Governo mantém preço da água do Alqueva e cria novo modelo de utilização
A decisão resulta de um despacho conjunto dos ministérios das Finanças, do Ambiente e Energia e da Agricultura e Mar, publicado esta sexta-feira, que procede à revisão do regime de exploração do Alqueva e atualiza o enquadramento tarifário aplicável à utilização da água na agricultura.

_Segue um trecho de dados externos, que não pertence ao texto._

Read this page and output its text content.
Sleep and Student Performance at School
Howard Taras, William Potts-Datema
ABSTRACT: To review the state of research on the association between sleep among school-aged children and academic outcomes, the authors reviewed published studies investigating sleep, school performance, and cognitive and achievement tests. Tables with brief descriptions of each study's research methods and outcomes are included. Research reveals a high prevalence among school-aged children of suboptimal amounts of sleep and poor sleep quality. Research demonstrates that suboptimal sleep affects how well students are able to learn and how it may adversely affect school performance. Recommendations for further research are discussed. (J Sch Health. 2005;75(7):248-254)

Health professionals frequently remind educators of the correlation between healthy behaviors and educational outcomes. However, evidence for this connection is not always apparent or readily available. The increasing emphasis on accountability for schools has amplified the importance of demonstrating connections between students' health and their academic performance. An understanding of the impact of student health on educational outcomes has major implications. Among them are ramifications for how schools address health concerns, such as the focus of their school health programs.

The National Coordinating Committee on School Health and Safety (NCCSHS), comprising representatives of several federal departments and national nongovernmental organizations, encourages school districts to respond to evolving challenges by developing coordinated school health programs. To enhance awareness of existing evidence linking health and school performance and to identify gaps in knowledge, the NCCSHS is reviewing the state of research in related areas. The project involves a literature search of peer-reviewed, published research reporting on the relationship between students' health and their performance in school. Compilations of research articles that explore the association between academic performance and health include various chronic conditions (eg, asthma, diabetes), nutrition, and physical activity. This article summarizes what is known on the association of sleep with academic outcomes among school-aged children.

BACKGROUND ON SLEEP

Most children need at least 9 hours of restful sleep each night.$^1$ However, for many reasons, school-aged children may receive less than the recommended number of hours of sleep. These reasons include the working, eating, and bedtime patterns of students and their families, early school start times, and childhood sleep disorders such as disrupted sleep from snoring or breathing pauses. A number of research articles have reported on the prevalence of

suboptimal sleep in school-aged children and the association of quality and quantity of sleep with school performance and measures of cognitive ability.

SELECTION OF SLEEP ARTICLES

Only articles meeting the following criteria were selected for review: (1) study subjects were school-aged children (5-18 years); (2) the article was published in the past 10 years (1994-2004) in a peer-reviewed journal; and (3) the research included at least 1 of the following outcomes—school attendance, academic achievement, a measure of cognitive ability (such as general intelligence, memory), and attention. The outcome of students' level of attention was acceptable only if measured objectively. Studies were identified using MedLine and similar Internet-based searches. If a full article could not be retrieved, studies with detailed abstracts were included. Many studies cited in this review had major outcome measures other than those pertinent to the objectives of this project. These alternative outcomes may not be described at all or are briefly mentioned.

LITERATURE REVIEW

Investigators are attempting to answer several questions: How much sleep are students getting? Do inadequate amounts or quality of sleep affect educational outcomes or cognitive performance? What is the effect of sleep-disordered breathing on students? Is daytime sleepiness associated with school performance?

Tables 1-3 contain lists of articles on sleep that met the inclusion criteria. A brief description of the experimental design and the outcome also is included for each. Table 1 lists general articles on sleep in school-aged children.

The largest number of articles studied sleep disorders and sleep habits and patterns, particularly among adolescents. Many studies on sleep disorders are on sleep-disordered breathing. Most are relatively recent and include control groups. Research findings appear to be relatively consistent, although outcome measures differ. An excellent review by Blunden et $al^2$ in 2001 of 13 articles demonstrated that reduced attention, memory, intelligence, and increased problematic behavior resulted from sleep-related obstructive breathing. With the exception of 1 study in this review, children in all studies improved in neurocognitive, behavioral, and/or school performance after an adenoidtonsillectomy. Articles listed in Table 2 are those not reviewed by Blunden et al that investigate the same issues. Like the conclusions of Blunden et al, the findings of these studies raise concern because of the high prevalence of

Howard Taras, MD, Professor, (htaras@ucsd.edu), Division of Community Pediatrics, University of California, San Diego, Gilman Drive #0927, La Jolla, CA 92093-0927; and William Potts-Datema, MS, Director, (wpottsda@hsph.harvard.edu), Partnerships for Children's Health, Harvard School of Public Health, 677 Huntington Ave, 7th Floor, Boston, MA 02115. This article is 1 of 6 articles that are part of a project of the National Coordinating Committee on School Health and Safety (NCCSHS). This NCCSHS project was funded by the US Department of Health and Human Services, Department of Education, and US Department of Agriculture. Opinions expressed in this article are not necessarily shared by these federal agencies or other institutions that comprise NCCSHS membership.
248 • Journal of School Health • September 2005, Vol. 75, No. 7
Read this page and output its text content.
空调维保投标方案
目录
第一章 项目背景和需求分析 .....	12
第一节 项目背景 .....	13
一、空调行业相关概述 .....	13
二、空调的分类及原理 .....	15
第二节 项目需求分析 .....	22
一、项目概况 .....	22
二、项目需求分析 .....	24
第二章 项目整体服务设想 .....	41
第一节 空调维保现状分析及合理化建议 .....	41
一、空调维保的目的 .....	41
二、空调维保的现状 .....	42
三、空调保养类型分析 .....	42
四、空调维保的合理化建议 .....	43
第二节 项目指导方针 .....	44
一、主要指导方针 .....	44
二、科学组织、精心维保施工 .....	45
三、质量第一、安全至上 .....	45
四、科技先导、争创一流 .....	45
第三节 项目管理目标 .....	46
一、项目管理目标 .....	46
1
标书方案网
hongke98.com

Segundo o comunicado oficial, não haverá qualquer aumento do preço da água para os volumes contratualizados. Toda a água utilizada dentro dos limites estabelecidos mantém a tarifa atualmente em vigor, incluindo nos aproveitamentos confinantes.
Ao mesmo tempo, o novo regime aumenta o limite máximo de utilização por cultura, que passa de 110% para 125% do volume contratado, permitindo aos agricultores recorrer a maiores quantidades de água quando as condições o justifiquem.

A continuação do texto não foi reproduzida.